The Wolseley CR was first exhibited at the 1913 Commercial Vehicle Show at the Olympia Exhibition Centre, having been designed by Wolseley to comply with the War Office motor vehicle "subsidy scheme" requirements. (Note: In 1911, the British War Office revised the terms of their motor vehicle "subsidy scheme", which sought to subsidise commercial truck operators to purchase vehicles that were suitable for military service on the condition the War Office could impress them into service in the event of a national emergency.) In October that year, the CR was participated in the War Office trials at Farnborough for registration under the scheme; Wolseley's CL, a 30-cwt lorry, also participated in the trials. The trials involved driving to Farnborough from the Wolseley factory in Birmingham, a series of timed road runs, hill climbs and a 3-hour speed trial at Brooklands.
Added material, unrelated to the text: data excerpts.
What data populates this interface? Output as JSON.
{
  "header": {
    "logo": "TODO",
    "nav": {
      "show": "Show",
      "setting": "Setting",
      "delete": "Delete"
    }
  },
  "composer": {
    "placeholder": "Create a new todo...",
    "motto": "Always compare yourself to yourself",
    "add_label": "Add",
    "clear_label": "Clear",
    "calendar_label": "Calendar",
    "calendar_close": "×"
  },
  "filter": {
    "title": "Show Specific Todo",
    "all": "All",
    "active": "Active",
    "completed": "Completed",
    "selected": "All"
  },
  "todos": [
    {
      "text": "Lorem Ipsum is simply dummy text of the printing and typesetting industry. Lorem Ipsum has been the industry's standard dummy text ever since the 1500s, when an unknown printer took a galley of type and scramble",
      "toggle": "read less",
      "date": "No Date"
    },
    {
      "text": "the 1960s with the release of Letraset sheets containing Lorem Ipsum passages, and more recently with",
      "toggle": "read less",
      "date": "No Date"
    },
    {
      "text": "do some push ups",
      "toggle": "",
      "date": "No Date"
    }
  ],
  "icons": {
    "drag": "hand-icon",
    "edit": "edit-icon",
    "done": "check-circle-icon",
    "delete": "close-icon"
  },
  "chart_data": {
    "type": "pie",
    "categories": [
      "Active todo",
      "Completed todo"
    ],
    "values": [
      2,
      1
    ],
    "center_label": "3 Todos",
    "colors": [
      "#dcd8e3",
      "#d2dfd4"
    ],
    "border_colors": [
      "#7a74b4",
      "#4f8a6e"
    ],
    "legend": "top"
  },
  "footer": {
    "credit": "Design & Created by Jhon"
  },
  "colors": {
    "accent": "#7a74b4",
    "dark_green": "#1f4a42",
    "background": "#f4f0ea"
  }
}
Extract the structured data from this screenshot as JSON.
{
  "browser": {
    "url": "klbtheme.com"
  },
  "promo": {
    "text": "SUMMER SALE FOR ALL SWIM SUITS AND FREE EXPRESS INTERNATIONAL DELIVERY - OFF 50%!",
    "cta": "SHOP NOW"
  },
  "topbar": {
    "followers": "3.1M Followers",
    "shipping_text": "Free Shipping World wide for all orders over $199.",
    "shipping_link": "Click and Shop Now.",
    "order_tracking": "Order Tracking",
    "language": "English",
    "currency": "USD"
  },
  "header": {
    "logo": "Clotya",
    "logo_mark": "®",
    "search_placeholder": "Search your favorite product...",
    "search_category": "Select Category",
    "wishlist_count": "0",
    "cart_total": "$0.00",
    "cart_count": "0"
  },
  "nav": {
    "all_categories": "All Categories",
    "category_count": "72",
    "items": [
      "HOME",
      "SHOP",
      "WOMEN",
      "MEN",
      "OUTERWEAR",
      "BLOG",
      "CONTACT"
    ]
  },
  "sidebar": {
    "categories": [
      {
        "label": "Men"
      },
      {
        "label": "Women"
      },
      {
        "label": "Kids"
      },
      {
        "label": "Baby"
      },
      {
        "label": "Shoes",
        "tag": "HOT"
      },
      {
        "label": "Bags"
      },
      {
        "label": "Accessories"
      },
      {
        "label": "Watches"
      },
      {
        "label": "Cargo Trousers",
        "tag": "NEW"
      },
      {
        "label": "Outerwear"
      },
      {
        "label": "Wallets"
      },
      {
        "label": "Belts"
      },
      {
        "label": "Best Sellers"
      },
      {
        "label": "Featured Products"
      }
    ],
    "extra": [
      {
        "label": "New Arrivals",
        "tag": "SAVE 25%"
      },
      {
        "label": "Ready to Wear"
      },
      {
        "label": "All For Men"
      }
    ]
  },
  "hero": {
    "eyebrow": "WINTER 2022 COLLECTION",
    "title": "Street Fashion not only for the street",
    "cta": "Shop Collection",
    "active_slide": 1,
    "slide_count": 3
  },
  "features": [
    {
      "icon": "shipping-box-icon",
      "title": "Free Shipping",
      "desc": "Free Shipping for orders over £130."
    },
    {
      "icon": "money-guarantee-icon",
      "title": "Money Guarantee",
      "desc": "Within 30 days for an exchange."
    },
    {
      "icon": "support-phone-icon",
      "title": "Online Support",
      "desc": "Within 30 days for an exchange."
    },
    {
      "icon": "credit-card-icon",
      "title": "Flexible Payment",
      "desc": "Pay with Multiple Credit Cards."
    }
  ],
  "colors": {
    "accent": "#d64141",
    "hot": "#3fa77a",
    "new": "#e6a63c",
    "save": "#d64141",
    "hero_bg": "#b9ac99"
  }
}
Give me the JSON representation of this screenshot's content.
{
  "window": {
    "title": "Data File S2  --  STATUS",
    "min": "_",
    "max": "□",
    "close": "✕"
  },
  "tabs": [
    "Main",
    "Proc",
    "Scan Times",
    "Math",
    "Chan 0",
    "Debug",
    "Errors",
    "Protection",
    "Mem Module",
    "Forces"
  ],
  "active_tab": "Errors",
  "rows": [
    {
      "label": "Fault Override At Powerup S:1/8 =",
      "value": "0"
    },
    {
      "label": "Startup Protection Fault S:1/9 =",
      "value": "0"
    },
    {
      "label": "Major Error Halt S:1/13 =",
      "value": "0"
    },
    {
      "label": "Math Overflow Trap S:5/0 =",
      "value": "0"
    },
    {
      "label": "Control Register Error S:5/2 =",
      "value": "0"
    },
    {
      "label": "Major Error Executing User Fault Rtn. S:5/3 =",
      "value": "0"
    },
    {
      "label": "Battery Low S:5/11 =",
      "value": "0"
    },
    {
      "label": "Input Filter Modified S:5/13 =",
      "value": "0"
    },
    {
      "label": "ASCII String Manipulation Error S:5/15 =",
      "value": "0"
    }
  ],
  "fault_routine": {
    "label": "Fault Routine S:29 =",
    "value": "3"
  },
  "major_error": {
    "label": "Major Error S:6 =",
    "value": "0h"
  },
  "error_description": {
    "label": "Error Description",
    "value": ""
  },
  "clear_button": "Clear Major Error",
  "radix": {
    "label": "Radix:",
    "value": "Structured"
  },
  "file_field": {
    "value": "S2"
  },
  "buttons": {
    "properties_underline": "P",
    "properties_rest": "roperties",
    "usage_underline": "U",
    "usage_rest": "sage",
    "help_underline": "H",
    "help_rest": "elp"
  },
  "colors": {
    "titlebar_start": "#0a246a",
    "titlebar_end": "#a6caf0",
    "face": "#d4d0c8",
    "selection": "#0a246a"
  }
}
At the end of the trials, the CR and the CL were accepted for certification under the scheme.

In military service, the Wolseley CR was rated for payloads of 3 LT. Wolseley produced the CR until 1915, when they discontinued production after building only 385 CRs, the fewest 3-ton lorries of the designs accepted under the War Office subsidy scheme. Wolesley had suspended production of the CR to concentrate on producing other materiel for Britain's war effort, including aircraft, aircraft engines, artillery shells, mortar bombs, ambulances, gun mounts, wire cutters, and gun sights. At the time of the Armistice in 1918, 353 CRs remained in British military service.

Only one Wolseley CR is known to remain today. Following the war, it was sold to a civilian buyer who converted it into a forward control caravan, and in 1964 it was restored back to military condition.